HDMI 2.1 is the next big step as we continue the march towards a high-refresh-rate, 4K world, and while it’s not widespread yet, now is the time to get familiar with the new features that this new dot upgrade brings.

Currently, HDMI 2.0 supports up to 18Gbps bandwidth and 10-bit 8K video resolutions to 60fps. So your external records and monitors are in plenty good shape for a while. What HDMI 2.1 brings is 48GBps bandwidth and offers 10K frame rates up to 120fps. This increased frame rate will also be translated downward to lower resolutions like 4K 120p, 5K 120p, and 8K 120p.


Although the features of HDMI 2.1 are available with the new spec, it’s only through a new HDMI Ultra High Speed cable that supports the increased speed and bandwidth. When buying an HDMI 2.1 cable, make sure it's certified as an Ultra High Speed cable.

The good news is that standard HDMI 2.1 is backward compatible, and HDMI 2.0 cables will also work under the new spec, but only with the lower resolutions and frame rates that it can support. This means that equipment that supports up to 8K 30fps will be fine.
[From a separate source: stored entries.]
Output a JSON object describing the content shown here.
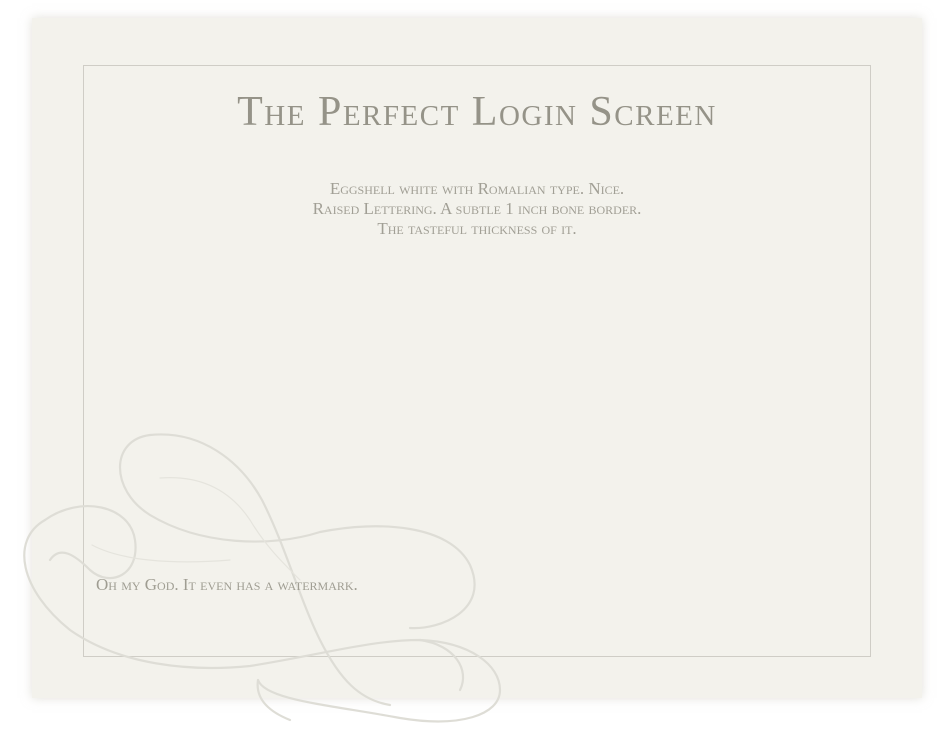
{
  "page": {
    "title": "The Perfect Login Screen",
    "subtitle_lines": [
      "Eggshell white with Romalian type. Nice.",
      "Raised Lettering. A subtle 1 inch bone border.",
      "The tasteful thickness of it."
    ],
    "watermark_caption": "Oh my God. It even has a watermark."
  },
  "colors": {
    "card_background": "#f3f2ec",
    "border": "#cfcdc6",
    "title_text": "#959388",
    "body_text": "#a19f95",
    "watermark_stroke": "#deddd6"
  },
  "decorations": {
    "watermark_icon": "flourish-swirl-icon"
  }
}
Color schemes like BT2020 can also be enjoyed with current HDMI 2.0 cables if they are 2.0a/b compatible, but the higher-end features, including frame rates over 8K 30p and HDR, won’t be able to be accessed with them.

HDMI 2.1 also supports the next HDR spec, known as Dynamic HDR (or Advanced HDR). While current HDR standards can be applied to a project on the whole, dynamic HDR can be adjusted at the frame level. The result is a greater dynamic range and a vibrant color gamut that can be maximized not only from scene to scene but from frame to frame. It’s a colorist’s dream.
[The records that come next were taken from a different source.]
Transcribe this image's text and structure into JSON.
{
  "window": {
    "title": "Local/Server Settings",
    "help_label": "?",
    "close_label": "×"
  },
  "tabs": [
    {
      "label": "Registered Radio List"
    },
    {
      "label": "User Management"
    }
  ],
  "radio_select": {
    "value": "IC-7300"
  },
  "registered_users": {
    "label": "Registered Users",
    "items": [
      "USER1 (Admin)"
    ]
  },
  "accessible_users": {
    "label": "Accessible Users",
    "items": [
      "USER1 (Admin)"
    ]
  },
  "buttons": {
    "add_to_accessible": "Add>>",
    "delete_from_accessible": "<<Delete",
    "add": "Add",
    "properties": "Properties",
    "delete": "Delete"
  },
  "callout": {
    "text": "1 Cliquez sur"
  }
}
Proprietary formats like Dolby Vision can already do this, but for more open-source options like HDR10, dynamic HDR will be the path moving forward without those pesky licensing fees.

Then there’s an enhanced audio return channel, or eARC. HDMI 2.1 will enable advanced sound systems like Dolby Atmos to be enjoyed at the highest possible resolution, thanks to plenty of bandwidth.
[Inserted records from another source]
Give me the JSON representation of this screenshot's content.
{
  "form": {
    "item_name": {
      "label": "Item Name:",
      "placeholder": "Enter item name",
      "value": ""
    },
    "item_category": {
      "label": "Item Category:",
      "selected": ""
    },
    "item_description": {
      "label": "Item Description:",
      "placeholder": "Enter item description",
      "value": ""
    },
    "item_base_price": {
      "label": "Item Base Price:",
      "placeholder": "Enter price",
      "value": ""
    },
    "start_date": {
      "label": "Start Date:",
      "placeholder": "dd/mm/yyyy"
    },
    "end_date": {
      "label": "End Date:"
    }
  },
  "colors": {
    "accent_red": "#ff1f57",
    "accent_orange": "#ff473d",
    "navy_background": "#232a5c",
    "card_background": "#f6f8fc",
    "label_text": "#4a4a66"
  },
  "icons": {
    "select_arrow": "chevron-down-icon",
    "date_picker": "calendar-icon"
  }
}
So, does that mean that everyone should be looking for an HDMI 2.1 compatible TV set and cables now? Well, only if you want to be an early adopter. 

For content creators, it’s just a matter of being aware of what’s coming. As things stand now, the only consumers who can take advantage of HDMI 2.1 are gamers who are looking for those faster refresh rates. 

For now, unless you’re one of those bleeding edge creators who love to experiment with higher and higher frame rates and resolution that will only be seen in a booth on a show floor, HDMI 2.1 offers only the advantage of future-proofing your next equipment purchase. It’s not going to help you now, but it will down the road.